И он, и Мартин. А ведь то была провокация, чувствую я со страхом. Мартин тоже помесь – кровь лишь немного поболее молока. БД что, заставляет триумвират отвлечься от Мартина? Или испугаться? Все они прекрасно помнят события, случившиеся при рождении обоих. Все они – судьи, свидетели, иереи, элита и плебс – надеялись, что БД побоится вспомнить из чувства самосохранения. Забыли, как он бесстрашен.
Да, БД мог бы, наверное, спастись, хотя бы смягчить свою участь, если бы не пробудил тутошний полуосознанный, подсознательный ужас перед инсанской неопределенностью, перед «землей и кровью нэсин», плотью и духом инсанства. И также – перед чем-то вообще невообразимым, незаконно примешавшимся к этой плоти и крови. Чем-то третьим. Потому что я со своей галерки внезапно слышу шелест голосов на передних рядах: «…господин Сифр. Инсанский перевертыш». Не перебежчик. Перевертыш. Оборотень. Вервульф. Не такое уж странное прозвище для двойного агента, но…
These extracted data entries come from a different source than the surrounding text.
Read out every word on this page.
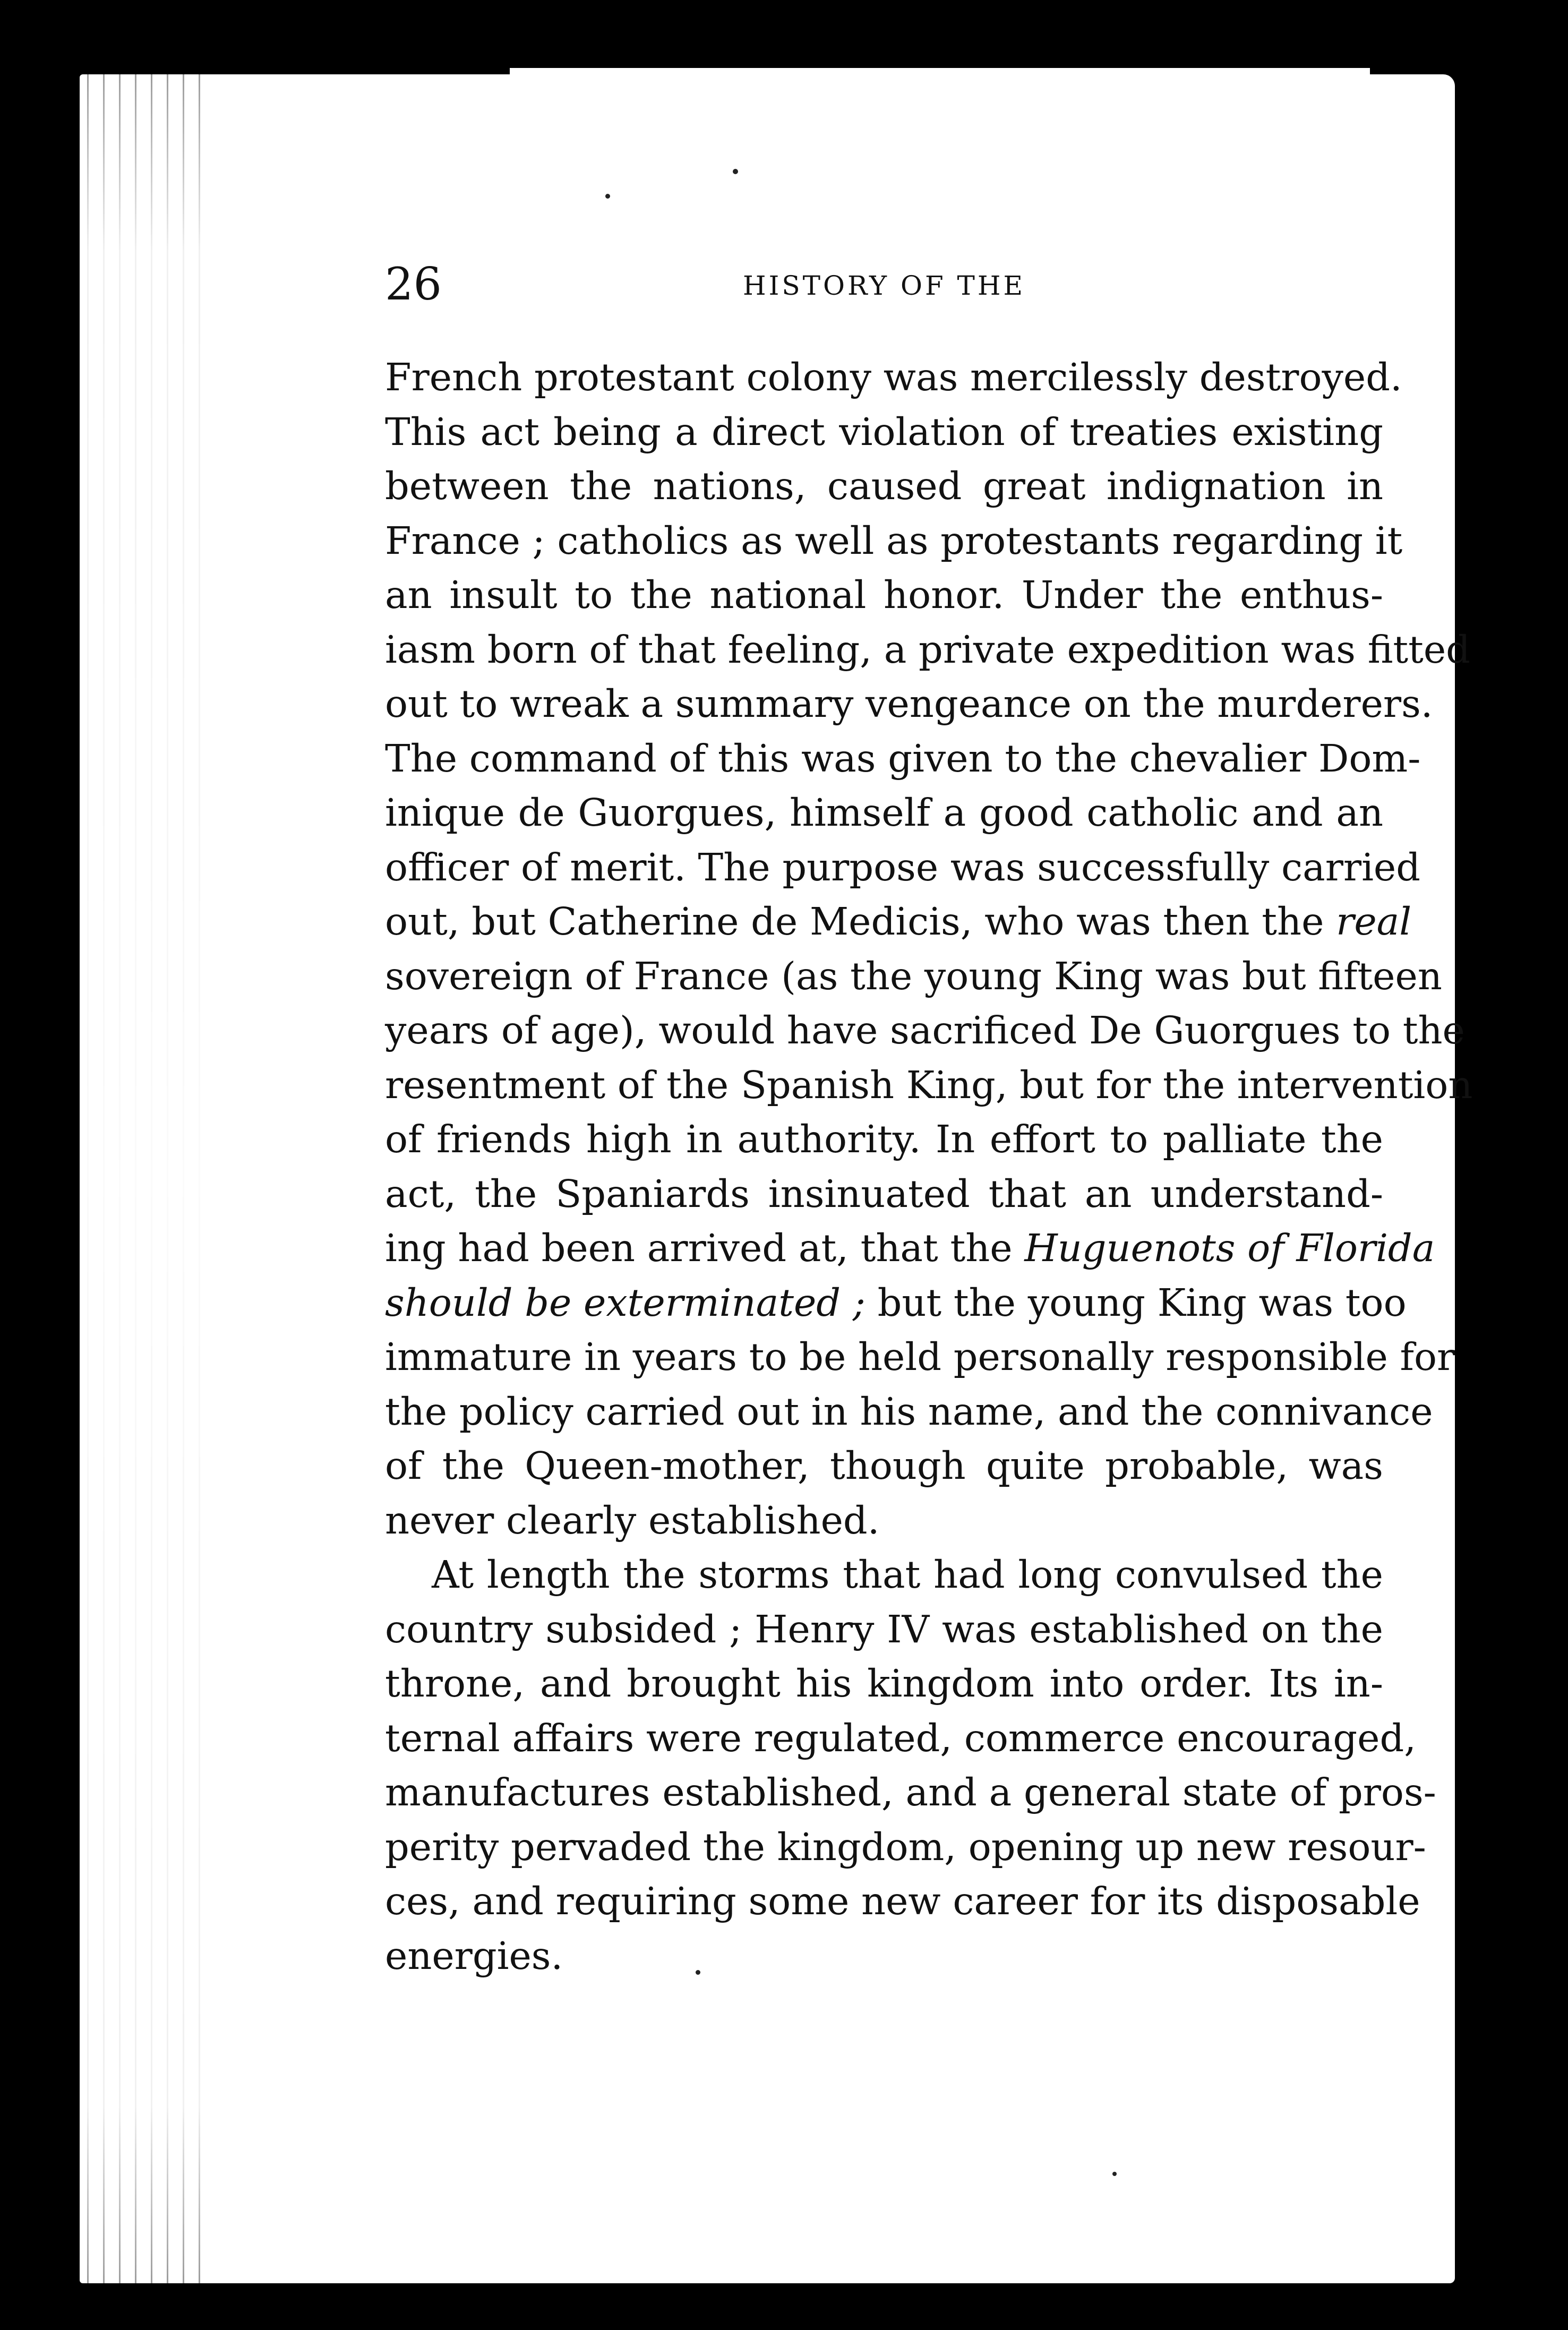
26	HISTORY OF THE
French protestant colony was mercilessly destroyed.
This act being a direct violation of treaties existing
between the nations, caused great indignation in
France ; catholics as well as protestants regarding it
an insult to the national honor. Under the enthus-
iasm born of that feeling, a private expedition was fitted
out to wreak a summary vengeance on the murderers.
The command of this was given to the chevalier Dom-
inique de Guorgues, himself a good catholic and an
officer of merit. The purpose was successfully carried
out, but Catherine de Medicis, who was then the real
sovereign of France (as the young King was but fifteen
years of age), would have sacrificed De Guorgues to the
resentment of the Spanish King, but for the intervention
of friends high in authority. In effort to palliate the
act, the Spaniards insinuated that an understand-
ing had been arrived at, that the Huguenots of Florida
should be exterminated ; but the young King was too
immature in years to be held personally responsible for
the policy carried out in his name, and the connivance
of the Queen-mother, though quite probable, was
never clearly established.
At length the storms that had long convulsed the
country subsided ; Henry IV was established on the
throne, and brought his kingdom into order. Its in-
ternal affairs were regulated, commerce encouraged,
manufactures established, and a general state of pros-
perity pervaded the kingdom, opening up new resour-
ces, and requiring some new career for its disposable
energies.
Суд уходит на совещание. Все расслабились. Только мой александрит отчего-то прямо-таки огненной печатью лег на руку. И тут я в упор встречаю бессонные, застывшие, светлые, как олово, глаза кунга Мартина Флориана Первого. И он безмолвно глядит в мои далекие и невидимые глаза, вертя на пальце то самое кольцо.
– Всем встать! Суд идет, чтобы объявить приговор!
Шелест одежд, стук приставных сидений по всему залу. Я в своей полуяви встаю тоже. Неторопливо встает со скамьи Бродяжник Даниэль. И в совершенный унисон с ним поднимается со своего места красно-бело-золотой король Март Флориан.